Rana memilih diam. Seolah tidak tertarik sama sekali dengan apa yang Nando ucapkan. Namun mengenal Rana lebih dari bertahun-tahun yang lalu, membuat Nando sedikit mengetahui bahasa tubuh wanita itu.
Jika Rana bersikap diam seperti ini tanpa pergi dari hadapan lawan bicaranya atau melakukan kegiatan lain untuk menghentikan pembicaraan, itu berarti Rana tengah mendengarkan apa yang Nando ucapkan. Hal tersebut cukup mengobati kepedihan di hati Nando karena Rana masih mau meladeninya berbicara.
"Kamu tahu, bulan depan aku dan Yaya akan menikah. Karena itu, selagi kita berdua bisa berbincang seperti ini, aku hanya ingin tahu apa yang sebenarnya terjadi di masa lalu," ucap Nando pelan.
Semua ekspresi di wajah Rana, tidak ada satu pun yang Nando lewatkan. Lelaki berkacamata itu sengaja menunggu untuk melihat sendiri seperti apa respons yang Rana berikan setelah mendengar ucapannya.
Karena Rana masih diam, Nando pun melanjutkan, "Jika harus jujur, aku tidak tahu kenapa kita bisa berpisah. Sebenarnya, kenapa kita bisa berpisah? Apa yang menyebabkan hubungan kita berakhir seperti itu?"
Jika sedari tadi hanya muka datar yang Rana berikan. Kini setelah kalimat itu keluar dari bibir Nando, air muka Rana langsung berubah. Berbagai jenis ekspresi dapat Nando lihat di wajah Rana. Meski wanita itu memalingkan wajahnya dari Nando, ekspresi Rana masih bisa dilihatnya dalam sepersekian detik.
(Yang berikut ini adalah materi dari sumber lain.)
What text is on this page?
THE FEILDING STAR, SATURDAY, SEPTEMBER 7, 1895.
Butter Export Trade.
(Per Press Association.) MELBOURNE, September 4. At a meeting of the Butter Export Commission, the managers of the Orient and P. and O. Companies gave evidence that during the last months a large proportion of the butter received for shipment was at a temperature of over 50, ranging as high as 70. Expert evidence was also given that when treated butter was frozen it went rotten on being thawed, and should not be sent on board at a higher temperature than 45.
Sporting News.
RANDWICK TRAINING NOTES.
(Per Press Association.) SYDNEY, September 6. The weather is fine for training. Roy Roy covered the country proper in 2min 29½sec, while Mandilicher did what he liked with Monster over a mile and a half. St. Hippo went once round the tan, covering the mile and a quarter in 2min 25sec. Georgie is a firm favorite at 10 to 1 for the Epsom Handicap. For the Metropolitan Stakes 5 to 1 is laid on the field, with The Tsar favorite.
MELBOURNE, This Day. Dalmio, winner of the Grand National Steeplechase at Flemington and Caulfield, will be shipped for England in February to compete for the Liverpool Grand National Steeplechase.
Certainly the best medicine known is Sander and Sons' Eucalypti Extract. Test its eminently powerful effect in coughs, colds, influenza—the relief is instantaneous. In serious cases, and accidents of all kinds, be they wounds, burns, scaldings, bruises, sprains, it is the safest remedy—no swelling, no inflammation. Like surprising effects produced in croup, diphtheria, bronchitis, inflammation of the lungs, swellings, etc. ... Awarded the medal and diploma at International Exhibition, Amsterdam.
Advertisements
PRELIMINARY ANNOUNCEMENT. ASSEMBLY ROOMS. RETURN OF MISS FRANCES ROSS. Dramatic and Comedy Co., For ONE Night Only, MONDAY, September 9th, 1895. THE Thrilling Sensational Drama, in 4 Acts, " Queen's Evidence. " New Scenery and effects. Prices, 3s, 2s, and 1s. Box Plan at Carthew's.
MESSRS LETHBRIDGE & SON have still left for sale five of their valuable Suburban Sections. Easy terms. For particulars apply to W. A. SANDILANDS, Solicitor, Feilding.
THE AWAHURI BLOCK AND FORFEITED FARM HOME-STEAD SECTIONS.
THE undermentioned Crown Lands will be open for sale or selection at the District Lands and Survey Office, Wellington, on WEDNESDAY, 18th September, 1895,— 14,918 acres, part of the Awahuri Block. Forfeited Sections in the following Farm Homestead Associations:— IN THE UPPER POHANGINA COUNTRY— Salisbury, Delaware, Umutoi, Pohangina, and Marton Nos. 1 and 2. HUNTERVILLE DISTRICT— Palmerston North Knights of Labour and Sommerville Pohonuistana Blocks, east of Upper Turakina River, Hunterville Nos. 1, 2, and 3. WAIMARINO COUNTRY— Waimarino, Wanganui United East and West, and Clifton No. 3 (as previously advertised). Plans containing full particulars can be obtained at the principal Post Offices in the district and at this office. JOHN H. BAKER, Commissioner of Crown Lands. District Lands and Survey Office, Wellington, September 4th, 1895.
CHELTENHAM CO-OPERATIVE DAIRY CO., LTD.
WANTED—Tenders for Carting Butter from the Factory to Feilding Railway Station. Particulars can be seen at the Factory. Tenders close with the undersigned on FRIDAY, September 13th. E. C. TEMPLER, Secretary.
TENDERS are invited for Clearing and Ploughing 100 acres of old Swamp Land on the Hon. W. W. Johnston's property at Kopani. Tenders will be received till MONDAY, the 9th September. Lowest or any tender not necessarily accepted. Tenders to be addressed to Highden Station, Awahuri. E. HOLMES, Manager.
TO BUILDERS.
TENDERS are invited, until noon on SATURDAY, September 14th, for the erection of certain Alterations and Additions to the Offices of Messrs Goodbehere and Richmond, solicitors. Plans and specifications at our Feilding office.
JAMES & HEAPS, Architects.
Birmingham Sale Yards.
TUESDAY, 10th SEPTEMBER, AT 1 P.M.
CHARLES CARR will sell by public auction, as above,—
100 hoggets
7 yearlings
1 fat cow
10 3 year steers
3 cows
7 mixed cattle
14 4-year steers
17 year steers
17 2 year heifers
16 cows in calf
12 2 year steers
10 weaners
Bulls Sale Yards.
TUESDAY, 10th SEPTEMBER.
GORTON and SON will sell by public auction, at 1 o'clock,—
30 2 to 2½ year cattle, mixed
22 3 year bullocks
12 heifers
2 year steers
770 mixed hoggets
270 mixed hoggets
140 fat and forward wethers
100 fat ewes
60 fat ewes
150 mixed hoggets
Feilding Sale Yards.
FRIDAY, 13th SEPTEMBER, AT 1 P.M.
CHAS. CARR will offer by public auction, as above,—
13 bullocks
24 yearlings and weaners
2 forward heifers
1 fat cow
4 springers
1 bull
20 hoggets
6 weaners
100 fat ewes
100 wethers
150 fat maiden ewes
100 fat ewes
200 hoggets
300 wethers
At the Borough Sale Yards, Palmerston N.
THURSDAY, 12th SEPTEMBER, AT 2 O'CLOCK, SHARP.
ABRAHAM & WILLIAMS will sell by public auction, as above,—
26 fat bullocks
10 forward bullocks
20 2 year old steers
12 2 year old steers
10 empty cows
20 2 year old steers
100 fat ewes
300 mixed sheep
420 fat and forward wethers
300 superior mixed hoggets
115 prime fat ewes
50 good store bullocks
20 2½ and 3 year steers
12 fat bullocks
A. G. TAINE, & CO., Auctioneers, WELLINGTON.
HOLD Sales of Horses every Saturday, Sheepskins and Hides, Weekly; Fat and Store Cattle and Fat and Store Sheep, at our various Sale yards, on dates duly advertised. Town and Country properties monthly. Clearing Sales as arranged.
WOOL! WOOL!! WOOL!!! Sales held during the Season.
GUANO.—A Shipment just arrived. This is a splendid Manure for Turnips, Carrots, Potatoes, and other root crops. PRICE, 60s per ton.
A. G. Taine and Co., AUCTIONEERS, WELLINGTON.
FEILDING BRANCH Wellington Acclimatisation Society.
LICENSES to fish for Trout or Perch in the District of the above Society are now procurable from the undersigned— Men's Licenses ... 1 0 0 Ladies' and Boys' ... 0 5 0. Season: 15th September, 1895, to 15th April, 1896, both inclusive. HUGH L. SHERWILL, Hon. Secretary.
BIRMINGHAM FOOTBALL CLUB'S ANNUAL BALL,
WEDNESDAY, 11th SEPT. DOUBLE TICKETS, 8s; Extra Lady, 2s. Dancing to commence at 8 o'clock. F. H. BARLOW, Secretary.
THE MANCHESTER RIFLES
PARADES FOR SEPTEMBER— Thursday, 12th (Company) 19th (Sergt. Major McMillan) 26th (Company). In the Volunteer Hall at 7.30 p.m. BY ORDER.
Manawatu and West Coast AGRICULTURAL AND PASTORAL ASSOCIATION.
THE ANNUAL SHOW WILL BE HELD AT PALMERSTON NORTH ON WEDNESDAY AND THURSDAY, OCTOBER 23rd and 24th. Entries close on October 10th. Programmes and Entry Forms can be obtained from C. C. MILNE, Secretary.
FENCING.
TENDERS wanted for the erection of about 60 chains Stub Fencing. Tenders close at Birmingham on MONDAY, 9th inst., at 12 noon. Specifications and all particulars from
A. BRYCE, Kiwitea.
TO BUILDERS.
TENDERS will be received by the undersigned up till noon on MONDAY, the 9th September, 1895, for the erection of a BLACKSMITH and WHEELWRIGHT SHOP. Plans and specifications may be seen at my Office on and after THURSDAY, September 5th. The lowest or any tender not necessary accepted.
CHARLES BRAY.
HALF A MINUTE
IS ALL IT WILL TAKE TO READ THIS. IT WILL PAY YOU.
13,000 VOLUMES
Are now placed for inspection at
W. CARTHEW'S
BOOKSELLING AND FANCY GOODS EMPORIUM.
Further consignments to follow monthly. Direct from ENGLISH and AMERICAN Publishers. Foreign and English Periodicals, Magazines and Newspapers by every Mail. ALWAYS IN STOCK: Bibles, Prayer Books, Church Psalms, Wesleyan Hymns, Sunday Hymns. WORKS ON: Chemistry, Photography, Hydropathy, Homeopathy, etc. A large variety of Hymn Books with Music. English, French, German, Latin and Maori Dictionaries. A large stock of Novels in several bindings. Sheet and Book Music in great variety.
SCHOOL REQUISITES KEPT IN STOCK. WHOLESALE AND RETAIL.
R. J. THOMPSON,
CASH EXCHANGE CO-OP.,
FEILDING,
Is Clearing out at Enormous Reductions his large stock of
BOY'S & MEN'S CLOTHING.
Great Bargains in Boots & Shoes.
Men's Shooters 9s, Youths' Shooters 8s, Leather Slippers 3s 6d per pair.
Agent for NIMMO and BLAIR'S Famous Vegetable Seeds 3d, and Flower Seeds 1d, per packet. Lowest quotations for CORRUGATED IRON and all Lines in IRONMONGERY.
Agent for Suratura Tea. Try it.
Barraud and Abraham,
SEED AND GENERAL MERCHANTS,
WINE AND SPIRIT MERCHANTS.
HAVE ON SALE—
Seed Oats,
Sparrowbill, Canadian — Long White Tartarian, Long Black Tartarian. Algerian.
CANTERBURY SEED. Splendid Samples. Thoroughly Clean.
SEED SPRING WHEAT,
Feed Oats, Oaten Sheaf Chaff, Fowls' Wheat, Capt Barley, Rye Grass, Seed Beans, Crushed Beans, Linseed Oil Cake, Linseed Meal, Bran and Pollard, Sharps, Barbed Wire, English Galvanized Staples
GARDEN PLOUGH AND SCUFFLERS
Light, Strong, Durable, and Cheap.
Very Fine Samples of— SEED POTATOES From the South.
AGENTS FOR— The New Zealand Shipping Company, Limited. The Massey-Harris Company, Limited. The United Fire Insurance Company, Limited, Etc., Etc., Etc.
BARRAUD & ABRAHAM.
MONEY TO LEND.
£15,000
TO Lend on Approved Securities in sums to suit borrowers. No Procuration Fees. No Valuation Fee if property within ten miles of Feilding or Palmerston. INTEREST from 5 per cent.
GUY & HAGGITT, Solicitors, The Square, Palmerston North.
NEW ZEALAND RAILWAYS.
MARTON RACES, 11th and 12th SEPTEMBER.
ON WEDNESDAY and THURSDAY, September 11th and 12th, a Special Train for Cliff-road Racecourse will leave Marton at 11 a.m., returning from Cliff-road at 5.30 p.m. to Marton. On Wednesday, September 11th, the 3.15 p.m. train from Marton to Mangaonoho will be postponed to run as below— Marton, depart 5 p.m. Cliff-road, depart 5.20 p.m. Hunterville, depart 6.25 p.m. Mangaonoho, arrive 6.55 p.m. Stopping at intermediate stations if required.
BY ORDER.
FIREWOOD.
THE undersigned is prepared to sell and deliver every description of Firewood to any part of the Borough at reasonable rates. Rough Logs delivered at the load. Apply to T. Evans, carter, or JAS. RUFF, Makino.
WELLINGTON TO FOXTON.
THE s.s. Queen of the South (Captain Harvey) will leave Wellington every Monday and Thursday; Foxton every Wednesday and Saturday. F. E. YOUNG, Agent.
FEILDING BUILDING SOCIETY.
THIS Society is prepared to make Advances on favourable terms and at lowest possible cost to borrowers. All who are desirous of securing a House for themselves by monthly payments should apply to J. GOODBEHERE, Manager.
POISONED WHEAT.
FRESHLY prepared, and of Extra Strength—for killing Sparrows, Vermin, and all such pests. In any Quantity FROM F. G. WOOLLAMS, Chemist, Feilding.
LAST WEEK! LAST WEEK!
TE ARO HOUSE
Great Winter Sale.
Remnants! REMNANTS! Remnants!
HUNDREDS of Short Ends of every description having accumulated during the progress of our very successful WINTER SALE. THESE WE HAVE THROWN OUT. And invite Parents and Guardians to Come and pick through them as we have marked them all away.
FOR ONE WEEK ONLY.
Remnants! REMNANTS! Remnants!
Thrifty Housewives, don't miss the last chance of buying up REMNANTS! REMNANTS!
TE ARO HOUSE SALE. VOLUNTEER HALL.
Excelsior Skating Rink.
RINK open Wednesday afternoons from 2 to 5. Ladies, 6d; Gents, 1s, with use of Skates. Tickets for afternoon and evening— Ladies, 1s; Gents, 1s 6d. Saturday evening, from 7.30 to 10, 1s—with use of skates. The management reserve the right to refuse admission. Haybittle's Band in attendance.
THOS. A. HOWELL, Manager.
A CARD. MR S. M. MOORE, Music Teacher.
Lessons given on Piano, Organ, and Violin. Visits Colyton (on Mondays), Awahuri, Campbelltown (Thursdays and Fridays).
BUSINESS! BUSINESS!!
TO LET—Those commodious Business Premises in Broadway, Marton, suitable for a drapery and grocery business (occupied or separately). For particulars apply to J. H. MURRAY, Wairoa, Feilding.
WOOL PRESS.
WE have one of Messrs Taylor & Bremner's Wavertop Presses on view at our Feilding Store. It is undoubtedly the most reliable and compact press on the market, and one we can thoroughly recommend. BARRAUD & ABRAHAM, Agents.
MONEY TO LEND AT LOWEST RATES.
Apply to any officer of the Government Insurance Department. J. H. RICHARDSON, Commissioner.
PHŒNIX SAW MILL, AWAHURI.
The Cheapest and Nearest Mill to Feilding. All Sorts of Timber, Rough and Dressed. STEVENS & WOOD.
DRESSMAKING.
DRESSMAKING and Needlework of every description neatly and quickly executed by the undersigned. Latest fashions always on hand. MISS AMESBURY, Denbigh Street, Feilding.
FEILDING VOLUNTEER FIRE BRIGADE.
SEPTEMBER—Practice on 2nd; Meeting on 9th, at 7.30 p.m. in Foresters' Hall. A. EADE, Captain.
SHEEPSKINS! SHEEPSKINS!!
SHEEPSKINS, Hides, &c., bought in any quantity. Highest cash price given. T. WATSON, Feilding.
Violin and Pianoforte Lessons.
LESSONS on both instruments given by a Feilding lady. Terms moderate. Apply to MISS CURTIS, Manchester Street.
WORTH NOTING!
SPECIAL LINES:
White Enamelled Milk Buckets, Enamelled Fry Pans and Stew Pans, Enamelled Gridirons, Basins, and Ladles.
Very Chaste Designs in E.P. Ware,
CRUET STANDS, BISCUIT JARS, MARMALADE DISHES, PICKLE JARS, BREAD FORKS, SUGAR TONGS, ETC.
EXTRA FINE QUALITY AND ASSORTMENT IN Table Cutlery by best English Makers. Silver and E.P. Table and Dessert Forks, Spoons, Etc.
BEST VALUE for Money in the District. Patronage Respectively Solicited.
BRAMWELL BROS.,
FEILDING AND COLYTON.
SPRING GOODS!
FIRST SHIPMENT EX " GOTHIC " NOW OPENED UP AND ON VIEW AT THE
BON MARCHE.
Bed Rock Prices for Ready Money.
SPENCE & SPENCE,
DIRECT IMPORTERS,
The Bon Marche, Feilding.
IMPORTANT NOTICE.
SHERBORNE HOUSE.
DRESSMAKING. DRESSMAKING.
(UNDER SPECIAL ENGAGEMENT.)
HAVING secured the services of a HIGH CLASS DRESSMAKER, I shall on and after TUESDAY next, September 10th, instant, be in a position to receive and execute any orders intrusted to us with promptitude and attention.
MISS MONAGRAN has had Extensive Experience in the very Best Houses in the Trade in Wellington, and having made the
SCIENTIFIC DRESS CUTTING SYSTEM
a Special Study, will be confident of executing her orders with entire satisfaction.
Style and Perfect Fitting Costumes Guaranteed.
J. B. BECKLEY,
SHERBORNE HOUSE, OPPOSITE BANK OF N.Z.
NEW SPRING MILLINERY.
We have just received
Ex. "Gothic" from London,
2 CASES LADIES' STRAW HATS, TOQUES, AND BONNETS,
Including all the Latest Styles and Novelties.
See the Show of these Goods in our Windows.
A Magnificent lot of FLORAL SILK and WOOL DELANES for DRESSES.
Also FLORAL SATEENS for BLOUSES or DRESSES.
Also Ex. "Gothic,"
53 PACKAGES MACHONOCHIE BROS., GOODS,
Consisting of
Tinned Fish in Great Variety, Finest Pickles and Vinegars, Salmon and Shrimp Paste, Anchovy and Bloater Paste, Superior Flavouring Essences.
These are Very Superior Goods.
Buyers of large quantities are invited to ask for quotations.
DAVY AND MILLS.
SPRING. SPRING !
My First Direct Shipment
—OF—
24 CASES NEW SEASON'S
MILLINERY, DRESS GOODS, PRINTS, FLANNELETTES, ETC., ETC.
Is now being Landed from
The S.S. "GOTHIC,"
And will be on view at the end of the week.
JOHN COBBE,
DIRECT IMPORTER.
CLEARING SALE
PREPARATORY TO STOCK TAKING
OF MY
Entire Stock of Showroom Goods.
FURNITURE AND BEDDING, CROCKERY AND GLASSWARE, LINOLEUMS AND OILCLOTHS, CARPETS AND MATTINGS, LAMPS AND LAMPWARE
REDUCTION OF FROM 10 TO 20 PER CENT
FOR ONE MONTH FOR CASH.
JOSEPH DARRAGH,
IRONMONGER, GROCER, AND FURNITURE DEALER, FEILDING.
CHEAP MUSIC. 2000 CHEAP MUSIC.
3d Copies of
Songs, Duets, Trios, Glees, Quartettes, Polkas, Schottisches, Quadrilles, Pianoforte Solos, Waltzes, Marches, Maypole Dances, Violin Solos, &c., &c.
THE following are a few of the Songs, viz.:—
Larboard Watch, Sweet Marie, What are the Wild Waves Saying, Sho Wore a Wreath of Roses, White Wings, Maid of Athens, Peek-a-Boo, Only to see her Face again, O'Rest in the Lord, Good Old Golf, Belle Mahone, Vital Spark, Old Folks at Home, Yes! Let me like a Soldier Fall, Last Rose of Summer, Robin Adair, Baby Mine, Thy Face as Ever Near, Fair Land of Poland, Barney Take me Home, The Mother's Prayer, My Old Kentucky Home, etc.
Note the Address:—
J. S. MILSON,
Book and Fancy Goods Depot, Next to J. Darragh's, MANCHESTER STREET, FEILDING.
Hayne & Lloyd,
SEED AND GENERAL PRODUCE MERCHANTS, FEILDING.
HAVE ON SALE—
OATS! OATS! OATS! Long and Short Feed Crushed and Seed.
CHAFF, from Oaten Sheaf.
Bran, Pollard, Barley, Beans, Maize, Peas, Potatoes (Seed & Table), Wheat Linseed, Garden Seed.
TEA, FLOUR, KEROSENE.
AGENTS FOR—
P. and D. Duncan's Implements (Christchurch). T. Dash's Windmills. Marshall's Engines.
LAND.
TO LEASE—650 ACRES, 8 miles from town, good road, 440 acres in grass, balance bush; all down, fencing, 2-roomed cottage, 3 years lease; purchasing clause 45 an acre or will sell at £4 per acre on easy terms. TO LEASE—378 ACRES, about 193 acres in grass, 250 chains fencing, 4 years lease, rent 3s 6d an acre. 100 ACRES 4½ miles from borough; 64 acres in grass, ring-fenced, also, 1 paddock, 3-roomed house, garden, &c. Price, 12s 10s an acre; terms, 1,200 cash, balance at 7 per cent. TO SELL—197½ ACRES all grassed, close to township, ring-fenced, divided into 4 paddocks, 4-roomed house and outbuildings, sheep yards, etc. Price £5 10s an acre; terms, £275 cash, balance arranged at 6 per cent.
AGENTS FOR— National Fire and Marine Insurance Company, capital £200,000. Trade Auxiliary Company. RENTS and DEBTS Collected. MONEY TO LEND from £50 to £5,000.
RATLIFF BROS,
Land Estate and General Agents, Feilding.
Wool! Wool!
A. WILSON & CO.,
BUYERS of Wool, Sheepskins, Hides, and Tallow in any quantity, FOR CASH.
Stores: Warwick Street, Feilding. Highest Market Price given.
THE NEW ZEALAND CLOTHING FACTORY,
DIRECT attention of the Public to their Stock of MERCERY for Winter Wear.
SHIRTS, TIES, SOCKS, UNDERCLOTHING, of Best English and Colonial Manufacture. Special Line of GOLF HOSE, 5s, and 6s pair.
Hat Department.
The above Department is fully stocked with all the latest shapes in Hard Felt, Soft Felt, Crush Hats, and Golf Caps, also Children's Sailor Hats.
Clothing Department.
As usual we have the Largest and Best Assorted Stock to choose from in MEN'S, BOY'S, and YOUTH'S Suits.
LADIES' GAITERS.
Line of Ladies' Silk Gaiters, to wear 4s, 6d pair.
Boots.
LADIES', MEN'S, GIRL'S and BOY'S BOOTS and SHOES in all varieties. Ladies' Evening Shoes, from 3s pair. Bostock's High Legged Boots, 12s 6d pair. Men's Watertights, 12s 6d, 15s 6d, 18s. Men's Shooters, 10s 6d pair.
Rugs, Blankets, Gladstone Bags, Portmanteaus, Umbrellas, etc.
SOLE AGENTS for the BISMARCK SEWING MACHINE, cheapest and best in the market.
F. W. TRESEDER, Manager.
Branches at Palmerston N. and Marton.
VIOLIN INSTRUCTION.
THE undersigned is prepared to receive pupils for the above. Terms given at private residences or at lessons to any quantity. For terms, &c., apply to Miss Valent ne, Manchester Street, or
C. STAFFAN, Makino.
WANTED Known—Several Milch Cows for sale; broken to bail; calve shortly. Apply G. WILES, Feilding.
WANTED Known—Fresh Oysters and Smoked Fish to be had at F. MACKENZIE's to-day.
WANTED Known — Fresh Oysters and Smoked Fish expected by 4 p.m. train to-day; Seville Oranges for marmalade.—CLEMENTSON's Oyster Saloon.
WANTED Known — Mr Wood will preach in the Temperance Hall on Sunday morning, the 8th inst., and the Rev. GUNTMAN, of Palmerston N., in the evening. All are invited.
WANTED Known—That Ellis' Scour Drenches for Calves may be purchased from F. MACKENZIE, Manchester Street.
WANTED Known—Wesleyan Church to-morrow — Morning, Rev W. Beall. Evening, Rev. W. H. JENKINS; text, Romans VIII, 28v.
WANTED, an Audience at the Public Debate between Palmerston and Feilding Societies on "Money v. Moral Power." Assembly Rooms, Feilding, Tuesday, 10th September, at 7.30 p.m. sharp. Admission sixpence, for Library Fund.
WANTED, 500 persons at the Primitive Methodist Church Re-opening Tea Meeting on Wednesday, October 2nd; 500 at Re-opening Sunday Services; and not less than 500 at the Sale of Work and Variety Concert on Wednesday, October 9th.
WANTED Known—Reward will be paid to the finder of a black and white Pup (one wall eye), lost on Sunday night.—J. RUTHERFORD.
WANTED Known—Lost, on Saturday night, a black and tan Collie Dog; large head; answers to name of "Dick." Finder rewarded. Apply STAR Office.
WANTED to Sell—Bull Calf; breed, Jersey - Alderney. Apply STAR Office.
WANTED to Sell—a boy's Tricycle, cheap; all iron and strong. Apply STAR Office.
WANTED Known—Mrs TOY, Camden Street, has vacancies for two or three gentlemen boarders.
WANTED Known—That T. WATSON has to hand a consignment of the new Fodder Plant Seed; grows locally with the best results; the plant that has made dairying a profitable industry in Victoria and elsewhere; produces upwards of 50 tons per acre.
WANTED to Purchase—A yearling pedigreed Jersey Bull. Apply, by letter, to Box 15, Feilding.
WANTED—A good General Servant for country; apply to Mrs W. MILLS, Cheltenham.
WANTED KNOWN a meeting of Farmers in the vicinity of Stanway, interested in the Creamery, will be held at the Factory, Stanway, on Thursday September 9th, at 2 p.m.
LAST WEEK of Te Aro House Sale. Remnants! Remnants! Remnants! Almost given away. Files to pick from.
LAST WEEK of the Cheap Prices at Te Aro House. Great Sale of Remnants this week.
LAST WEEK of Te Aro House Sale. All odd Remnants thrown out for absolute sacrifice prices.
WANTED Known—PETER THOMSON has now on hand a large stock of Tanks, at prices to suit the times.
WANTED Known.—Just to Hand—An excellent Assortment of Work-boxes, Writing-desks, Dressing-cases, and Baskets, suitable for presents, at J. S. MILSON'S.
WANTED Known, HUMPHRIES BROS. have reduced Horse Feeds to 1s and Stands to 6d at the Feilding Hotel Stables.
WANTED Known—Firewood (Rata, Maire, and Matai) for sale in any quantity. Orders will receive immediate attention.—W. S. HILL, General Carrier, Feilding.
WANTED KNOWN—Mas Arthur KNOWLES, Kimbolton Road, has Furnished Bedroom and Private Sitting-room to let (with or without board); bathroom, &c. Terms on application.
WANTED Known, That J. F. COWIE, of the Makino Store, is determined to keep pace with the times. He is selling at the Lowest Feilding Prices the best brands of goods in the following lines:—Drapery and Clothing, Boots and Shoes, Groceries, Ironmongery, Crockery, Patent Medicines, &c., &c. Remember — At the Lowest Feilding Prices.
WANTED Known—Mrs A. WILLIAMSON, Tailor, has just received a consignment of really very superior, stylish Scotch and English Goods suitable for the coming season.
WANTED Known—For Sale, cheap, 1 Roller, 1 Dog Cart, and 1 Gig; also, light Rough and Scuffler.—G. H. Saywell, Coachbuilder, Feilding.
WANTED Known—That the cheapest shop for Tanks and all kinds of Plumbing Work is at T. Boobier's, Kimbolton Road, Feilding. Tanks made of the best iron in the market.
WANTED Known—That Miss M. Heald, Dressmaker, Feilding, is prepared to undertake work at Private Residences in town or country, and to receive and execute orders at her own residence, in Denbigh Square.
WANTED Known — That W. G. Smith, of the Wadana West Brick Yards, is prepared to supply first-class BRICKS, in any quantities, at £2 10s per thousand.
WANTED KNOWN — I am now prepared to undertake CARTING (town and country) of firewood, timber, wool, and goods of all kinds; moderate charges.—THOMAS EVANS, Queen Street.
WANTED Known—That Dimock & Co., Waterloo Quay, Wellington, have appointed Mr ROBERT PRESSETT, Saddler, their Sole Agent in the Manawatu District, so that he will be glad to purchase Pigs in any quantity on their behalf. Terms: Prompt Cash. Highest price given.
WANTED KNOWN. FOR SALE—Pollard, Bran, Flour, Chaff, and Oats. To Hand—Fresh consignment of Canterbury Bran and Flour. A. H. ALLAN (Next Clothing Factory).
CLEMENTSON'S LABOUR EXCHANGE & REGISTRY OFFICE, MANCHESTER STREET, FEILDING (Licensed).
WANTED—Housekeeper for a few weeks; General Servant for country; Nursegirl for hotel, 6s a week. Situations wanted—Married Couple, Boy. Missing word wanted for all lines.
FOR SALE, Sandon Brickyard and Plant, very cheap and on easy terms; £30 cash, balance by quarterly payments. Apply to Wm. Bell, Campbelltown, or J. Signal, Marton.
Wajah Rana saat mendengar perkataan Nando barusan merupakan gabungan dari emosi marah, sedih, dan kecewa. Benar-benar tidak Nando sangka akan melihat gabungan jenis emosi tersebut di wajah Rana.
"Aku tidak ingin membuka lembaran baru dengan luka yang tertinggal di belakang. Begitu pula yang aku harapkan darimu. Aku tidak mau apa yang terjadi di masa lalu membuat kita menjadi manusia yang akan mengulang kesalahan di masa depan," tambah Nando. "Aku tidak ingin kita berdua memiliki perasaan yang terasa janggal karena cerita kita di masa lalu. Aku ingin kita berdua sama-sama hidup bahagia tanpa adanya dendam atau rasa sakit hati di hati masing-masing."
Rana merasakan kedua pelupuk matanya seketika memanas. Untungnya saat ini ia tengah mengalihkan pandangan ke arah lain. Sehingga matanya yang berkaca-kaca menahan tangis, tidak bisa dilihat oleh Nando.
Tidak Nando kira, ia mendengar Rana berdecih pelan. Lalu wanita itu terlihat tengah menyeka sesuatu di wajahnya. Nando tidak bisa melihat gerakan Rana secara jelas, karena wanita itu duduk menyamping. Menghindar dari pandangan Nando.
"Sebenarnya sudah dari dulu aku bertanya-tanya, apa yang membuatmu selalu meminta untuk berpisah. Aku sudah berusaha semampuku untuk bisa ada di dekatmu. Aku juga selalu membelikan apa-apa saja yang kamu mau. Lalu, di mana letak kesalahanku, Rana? Kenapa dulu kamu selalu bersikeras meminta untuk bercerai? Kamu bahkan tidak pernah memberikan aku kesempatan untuk berbicara sama sekali," ucap Nando sedikit berapi-api.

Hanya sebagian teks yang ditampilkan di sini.